Pengembangan industri perikanan budidaya, baik air tawar maupun air payau, memiliki kebutuhan pakan yang jumlahnya cukup banyak. Dalam target produksi perikanan budidaya nasional di tahun 2024, diperkirakan, kebutuhan pakan nasional mencapai 12 hingga 13 juta ton.

"Namun memang sayangnya, produsen pakan komersial masih banyak menggunakan bahan baku impor, bahkan Indonesia mengimpor pakan ikan dan udang," ujar peneliti Balai Riset Buididaya Air Payau dan Penyuluhan Perikanan Usman dalam webinar, Jumat (18/6).

Adapun hingga tahun 2024, diproyeksi produksi perikanan budidaya secara nasional mencapai 22,65 juta ton, di mana 41 persennya ialah ikan dan udang.

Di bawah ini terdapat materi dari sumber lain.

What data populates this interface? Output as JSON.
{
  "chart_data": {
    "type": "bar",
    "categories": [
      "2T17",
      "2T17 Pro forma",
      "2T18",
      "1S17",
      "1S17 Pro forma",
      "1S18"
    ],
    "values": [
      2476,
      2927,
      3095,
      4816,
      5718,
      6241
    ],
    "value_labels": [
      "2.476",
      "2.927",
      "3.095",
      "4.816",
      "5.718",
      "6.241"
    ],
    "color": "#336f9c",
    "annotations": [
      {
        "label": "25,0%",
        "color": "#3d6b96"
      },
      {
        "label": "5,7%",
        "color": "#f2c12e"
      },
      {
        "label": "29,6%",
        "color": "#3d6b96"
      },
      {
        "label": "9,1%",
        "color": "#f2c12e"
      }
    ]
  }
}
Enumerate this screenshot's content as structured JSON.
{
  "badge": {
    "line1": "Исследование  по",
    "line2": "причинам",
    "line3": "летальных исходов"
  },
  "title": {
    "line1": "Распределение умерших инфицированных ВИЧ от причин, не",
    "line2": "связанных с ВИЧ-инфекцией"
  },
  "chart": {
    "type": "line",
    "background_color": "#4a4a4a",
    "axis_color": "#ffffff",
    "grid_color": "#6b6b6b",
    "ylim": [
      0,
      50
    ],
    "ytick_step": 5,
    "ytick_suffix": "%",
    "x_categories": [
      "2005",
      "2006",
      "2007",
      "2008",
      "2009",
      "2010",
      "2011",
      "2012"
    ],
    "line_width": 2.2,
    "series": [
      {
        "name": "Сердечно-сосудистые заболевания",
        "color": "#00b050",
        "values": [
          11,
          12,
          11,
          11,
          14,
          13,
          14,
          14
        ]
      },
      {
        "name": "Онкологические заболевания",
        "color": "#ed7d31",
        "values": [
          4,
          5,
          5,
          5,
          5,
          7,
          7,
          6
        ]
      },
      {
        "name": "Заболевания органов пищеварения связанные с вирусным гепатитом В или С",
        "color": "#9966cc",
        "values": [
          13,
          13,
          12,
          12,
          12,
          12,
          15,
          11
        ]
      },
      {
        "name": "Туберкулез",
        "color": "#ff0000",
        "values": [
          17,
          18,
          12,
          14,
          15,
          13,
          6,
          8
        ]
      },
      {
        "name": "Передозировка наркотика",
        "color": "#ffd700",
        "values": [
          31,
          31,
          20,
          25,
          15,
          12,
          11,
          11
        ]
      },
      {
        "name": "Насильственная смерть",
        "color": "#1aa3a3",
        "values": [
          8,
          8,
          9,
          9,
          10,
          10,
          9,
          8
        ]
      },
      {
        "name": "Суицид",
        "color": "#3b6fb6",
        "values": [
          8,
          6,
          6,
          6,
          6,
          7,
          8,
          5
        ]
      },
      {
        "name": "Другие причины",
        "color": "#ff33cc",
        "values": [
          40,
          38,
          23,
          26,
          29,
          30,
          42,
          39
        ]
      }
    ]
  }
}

Tentu untuk mewujudkan target tersebut, masalah pakan ikan harus diselesaikan. Selama ini, pembudidaya ikan level kecil masih menganggap harga pakan pabrikan cukup mahal dan menjadi faktor penghambat perkembangan usaha karena keuntungannya sangat kecil.

Salah satu upaya menekan harga pakan ini ialah dengan memanfaatkan bahan baku lokal untuk pembuatan pakan mandiri. "Bahan baku lokal ini menyebar di beberapa daerah sentra budidaya khususnya di daerah yang lokasinya relatif terpencil," ujar Usman.